To promote mobilediagnosis we have, since 2009, been developing mobilediagnosis.net. Our aim is to develop it into an interactive consultation site, to provide FREE support to ALL low skill – low resources and isolated health workers (lab technicians, pathologists, clinicians) in low resources countries or isolated and rural areas, offering diagnostic confirmation from more skilled colleagues.
I am keen to dedicate the rest of my life to working for poor people, as medical pathologist and as teacher, and to promote mobilediagnosis to the poorest communities.
Please visit the site http://www:mobilediagnosis.net [very good site it is too, Ed. Steve] and if you can help us build a network of support and awareness, please get in touch.
Thanks for your attention,
Livia Bellina
Livia’s blog
Livia is a member of the Italian Society of Migration Medicine (SIMM); the Italian Society of Tropical Medicine (SIMET); the National Migrants’ health Care Work Group (at the Istituto Superiore di Sanità – National health Institute in Rome); the Working Group “European AIDS & Mobility Project” and of COST Action (European Cooperation In Science and Technology)

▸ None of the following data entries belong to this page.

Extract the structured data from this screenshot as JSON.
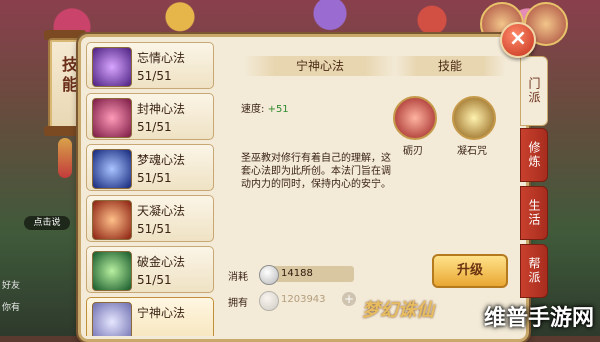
{
  "left_tab": {
    "label": "技能"
  },
  "skill_list": [
    {
      "name": "忘情心法",
      "level": "51/51",
      "color": "#7d3fb2"
    },
    {
      "name": "封神心法",
      "level": "51/51",
      "color": "#d6366e"
    },
    {
      "name": "梦魂心法",
      "level": "51/51",
      "color": "#3b5fd1"
    },
    {
      "name": "天凝心法",
      "level": "51/51",
      "color": "#d2452a"
    },
    {
      "name": "破金心法",
      "level": "51/51",
      "color": "#2f9a4a"
    },
    {
      "name": "宁神心法",
      "level": "",
      "color": "#a0a0d0"
    }
  ],
  "detail": {
    "title": "宁神心法",
    "speed_label": "速度:",
    "speed_value": "+51",
    "description": "圣巫教对修行有着自己的理解，这套心法即为此所创。本法门旨在调动内力的同时，保持内心的安宁。"
  },
  "skills_panel": {
    "title": "技能",
    "abilities": [
      {
        "name": "砺刃",
        "icon": "fist-icon"
      },
      {
        "name": "凝石咒",
        "icon": "stone-curse-icon"
      }
    ]
  },
  "cost": {
    "consume_label": "消耗",
    "consume_value": "14188",
    "own_label": "拥有",
    "own_value": "1203943"
  },
  "upgrade_button": "升级",
  "side_tabs": [
    "门派",
    "修炼",
    "生活",
    "帮派"
  ],
  "chat": {
    "bubble": "点击说",
    "label_1": "你有",
    "label_2": "好友"
  },
  "watermark": "维普手游网",
  "logo": "梦幻诛仙"
}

1 Bellina, L., Missoni, E., Mobile cell-phones (M-phones) in telemicroscopy: increasing connectivity of isolated laboratories Diagnostic Pathology, 2009, 4: 19
2 (Bellina, L., Maugeri, M., Missoni, E., Ethical and public health concerns based on the retrospective analysis of referrals for diagnostic parasitology of immigrants and autochtonous population in Lampedusa island (Italy), European Journal TM&IH, 2009, 14 (Supp. 2) 66)
Victor Patterson synapse-teleneurology.com
Remote microscope diagnosis
Brilliant! Cheap and practical and (if used) can make a difference to lots of people in the developing world.
“If used” is the key; if you used it in the developed world all sorts of IT police would be breathing down your neck because a hacker in Taiwan might intercept the image. This obsession with very low risk privacy drives down the quality of medical care here and we need to be sure we do not export this stupidity to the developing world.
Keep going!
[Readers may recall that Victor has worked with mobile health in Nepal, and wrote about it for TeleCare Aware here.]